自分にしかできないことをしている優越感、というのも少なからずある。でも、俺の中の大部分を占めていたのは、言葉で言い表せない懐かしさであった。
幼い頃、両親が行っていた野菜作りを手伝っていた記憶。
嫌だ、つまらない、もっと楽しいことをしたい、と駄々をこねていた俺だが、なんやかんやで土と触れ合うことを楽しんでいた。
その感情を今になって改めて思い出しているのかもしれない。
「……もっと色々試してみるのも、ありかもしれないな」
前に思いついた、畑の拡張。
それはもう一度、草むしりと天地返しの行程を繰り返すことだが、アメキャベツの栽培の片手間に少しずつ進めていけば、一週間ほどで終わるはずだ。
「よし! 思い立ったが吉日! 早速、やってみるか!」
丁度、アメキャベツの葉の確認を終えたところだ。
その場で立ち上がった俺にノアが訝しげな視線を向けてくる。
「だんまりとしているから何かと思えば……また何かするの?」
「ああ、今から畑を拡張する」
「……大丈夫なの? 張り切るのはいいけど、それで無理して倒れたらなんの意味もないわよ? アメヤサイってハルマの魔法でしか育てられないんでしょ?」
「そこらへんはちゃんと気を付ける」
「本当かしら……まあ、そこは貴方の勝手だから止めないけど」
不承不承といった感じで頷くノア。
元の世界で馬車馬の如く働いていたこともあり多少の無茶はできるが、彼女の言うとおり体の健康に気を付けなくてはいけない。
アメヤサイは、俺の天候魔法がなければ育てられない。
何かの拍子で俺が倒れ、魔法が行使できない状態になってしまったなら、数日も経たずアメヤサイは枯れ果ててしまうだろう。
「んじゃ、草を刈るから鎌を取ってくる。
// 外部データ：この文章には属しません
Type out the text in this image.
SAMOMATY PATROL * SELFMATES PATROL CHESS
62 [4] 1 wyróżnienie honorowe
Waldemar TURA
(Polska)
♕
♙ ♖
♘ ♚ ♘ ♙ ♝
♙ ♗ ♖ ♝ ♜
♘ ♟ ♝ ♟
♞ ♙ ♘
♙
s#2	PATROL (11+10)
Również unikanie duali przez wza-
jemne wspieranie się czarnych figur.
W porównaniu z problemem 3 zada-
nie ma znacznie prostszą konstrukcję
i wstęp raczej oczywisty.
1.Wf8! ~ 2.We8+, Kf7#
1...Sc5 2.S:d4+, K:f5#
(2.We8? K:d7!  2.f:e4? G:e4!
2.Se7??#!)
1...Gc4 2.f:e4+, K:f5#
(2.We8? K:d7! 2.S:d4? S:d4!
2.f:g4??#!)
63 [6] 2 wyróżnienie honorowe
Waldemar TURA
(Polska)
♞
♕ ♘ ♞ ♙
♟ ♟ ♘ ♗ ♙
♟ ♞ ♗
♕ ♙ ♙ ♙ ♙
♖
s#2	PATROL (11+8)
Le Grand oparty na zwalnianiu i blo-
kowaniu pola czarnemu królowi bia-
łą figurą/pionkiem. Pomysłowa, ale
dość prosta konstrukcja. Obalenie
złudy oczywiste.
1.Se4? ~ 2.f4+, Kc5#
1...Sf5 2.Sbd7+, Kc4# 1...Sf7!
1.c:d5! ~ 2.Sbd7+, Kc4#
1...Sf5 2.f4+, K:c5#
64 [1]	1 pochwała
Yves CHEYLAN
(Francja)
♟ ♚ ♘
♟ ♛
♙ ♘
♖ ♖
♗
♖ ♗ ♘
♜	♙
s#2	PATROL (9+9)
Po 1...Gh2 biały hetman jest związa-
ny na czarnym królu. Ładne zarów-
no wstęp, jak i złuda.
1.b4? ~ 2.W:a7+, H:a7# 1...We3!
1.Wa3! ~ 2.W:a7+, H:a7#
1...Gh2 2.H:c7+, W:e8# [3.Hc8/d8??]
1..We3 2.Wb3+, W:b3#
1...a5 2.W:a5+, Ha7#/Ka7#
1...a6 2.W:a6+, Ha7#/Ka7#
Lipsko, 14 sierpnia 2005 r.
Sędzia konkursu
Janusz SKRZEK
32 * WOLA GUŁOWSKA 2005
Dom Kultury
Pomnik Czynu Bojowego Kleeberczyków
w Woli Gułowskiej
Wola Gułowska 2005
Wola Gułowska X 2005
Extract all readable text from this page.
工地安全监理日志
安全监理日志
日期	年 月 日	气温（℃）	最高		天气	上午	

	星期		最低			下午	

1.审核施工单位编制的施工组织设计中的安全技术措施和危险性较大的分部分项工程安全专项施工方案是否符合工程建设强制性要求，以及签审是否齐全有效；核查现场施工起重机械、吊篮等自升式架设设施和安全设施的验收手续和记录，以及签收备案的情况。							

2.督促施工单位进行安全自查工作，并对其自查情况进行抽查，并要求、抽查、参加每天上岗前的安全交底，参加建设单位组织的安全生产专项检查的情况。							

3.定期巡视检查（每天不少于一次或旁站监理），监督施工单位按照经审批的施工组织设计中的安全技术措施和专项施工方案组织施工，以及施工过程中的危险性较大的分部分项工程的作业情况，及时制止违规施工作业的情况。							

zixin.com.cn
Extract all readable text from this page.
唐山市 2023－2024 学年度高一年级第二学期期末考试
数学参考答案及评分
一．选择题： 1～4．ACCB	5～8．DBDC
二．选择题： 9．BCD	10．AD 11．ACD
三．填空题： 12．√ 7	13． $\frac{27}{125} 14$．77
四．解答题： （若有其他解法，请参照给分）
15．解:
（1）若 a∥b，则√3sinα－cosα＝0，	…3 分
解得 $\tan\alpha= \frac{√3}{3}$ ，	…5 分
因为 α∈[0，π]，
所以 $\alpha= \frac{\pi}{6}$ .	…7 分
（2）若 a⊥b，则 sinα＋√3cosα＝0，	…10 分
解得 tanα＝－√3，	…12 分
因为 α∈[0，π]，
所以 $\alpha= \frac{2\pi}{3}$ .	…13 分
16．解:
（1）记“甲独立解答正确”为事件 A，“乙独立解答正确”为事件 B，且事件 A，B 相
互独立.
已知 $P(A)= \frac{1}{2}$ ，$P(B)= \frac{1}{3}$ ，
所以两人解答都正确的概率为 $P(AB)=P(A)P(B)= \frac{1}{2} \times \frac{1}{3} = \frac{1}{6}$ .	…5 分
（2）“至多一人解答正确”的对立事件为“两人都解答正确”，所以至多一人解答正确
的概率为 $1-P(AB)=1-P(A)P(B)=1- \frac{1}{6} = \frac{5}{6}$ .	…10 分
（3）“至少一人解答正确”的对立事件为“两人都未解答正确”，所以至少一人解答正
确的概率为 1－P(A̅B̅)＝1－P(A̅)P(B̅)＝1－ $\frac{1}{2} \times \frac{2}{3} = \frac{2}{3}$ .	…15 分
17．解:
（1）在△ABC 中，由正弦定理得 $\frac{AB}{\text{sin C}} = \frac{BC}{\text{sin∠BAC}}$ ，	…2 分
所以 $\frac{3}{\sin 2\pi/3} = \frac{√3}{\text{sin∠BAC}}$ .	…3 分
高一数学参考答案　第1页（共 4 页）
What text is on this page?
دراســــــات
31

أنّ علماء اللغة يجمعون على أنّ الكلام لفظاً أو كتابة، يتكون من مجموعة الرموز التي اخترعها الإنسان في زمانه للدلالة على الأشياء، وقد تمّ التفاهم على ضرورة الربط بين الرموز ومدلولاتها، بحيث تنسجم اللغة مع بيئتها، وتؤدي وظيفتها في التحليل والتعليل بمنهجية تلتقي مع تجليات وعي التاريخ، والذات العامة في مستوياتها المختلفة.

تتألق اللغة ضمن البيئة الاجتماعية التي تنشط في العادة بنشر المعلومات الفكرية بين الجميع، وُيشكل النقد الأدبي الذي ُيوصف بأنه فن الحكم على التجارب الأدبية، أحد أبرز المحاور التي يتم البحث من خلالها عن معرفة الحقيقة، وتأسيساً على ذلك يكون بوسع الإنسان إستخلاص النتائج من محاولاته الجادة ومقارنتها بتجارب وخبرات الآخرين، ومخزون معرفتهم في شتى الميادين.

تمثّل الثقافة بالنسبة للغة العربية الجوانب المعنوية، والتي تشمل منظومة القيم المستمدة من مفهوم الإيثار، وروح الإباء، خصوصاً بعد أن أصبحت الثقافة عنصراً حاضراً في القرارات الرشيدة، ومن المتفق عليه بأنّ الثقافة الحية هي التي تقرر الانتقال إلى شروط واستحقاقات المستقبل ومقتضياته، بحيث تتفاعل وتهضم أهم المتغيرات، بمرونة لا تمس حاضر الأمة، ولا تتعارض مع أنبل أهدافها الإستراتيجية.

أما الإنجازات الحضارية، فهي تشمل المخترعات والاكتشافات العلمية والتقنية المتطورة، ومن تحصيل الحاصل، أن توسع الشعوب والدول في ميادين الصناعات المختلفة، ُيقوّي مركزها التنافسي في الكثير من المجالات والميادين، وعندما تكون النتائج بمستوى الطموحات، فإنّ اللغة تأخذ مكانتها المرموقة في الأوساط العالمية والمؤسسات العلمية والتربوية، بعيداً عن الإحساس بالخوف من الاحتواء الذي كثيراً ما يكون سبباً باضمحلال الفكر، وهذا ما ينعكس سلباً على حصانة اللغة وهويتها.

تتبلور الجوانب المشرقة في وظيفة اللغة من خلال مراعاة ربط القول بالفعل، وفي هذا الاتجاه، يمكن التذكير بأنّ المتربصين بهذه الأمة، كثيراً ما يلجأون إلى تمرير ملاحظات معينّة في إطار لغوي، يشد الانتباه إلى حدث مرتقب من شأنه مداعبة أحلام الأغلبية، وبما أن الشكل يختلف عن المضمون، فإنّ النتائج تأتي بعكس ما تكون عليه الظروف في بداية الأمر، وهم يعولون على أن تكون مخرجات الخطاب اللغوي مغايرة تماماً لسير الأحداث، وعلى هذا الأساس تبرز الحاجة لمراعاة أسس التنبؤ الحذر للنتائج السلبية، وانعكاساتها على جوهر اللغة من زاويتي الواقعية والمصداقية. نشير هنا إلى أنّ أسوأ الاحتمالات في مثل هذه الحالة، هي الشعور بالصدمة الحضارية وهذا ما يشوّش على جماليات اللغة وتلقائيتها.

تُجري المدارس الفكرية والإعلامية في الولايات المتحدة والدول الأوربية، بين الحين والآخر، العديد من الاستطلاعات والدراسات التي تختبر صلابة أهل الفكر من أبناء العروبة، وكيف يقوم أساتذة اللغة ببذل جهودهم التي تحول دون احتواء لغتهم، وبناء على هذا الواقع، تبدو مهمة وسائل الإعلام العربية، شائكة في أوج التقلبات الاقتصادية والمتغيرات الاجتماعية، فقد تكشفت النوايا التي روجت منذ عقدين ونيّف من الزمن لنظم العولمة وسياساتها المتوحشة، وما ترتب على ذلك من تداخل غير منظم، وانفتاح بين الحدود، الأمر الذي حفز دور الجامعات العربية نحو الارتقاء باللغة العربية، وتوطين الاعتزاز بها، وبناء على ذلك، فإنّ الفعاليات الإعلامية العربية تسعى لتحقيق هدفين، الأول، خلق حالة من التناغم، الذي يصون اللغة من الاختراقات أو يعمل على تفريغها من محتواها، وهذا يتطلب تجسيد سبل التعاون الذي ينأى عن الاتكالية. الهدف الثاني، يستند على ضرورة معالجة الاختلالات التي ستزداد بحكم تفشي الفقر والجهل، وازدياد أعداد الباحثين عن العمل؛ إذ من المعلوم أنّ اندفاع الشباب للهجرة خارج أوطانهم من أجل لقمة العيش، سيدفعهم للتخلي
君は畑を見ていてくれ」
「はーい」
いい返事を返してくれるノアに頷き、家の裏手に引っかけてある鎌を取りに行く。
ここで活動するようになって、農具を取りやすいように整頓しておいたが、やはりしておいて正解だった。
鍬、スコップなどの長柄のものは壁に立てかけるように置いて、鎌などの小さな農具は紐をくくりつけて、壁の出っ張りに掛けられるようにした。
「さーて、鎌……鎌っと」
家の裏手に移動し、壁に立てかけてある鎌を探す。
「くぅん」
「……ん?」
背後から小さな鳴き声。
振り返って下を向くと、そこには……。
「……犬ぅ?」
「わん!」
いつのまにかそこにいたのか、小さな犬が尻尾を振りながら、俺を見上げていたのだった。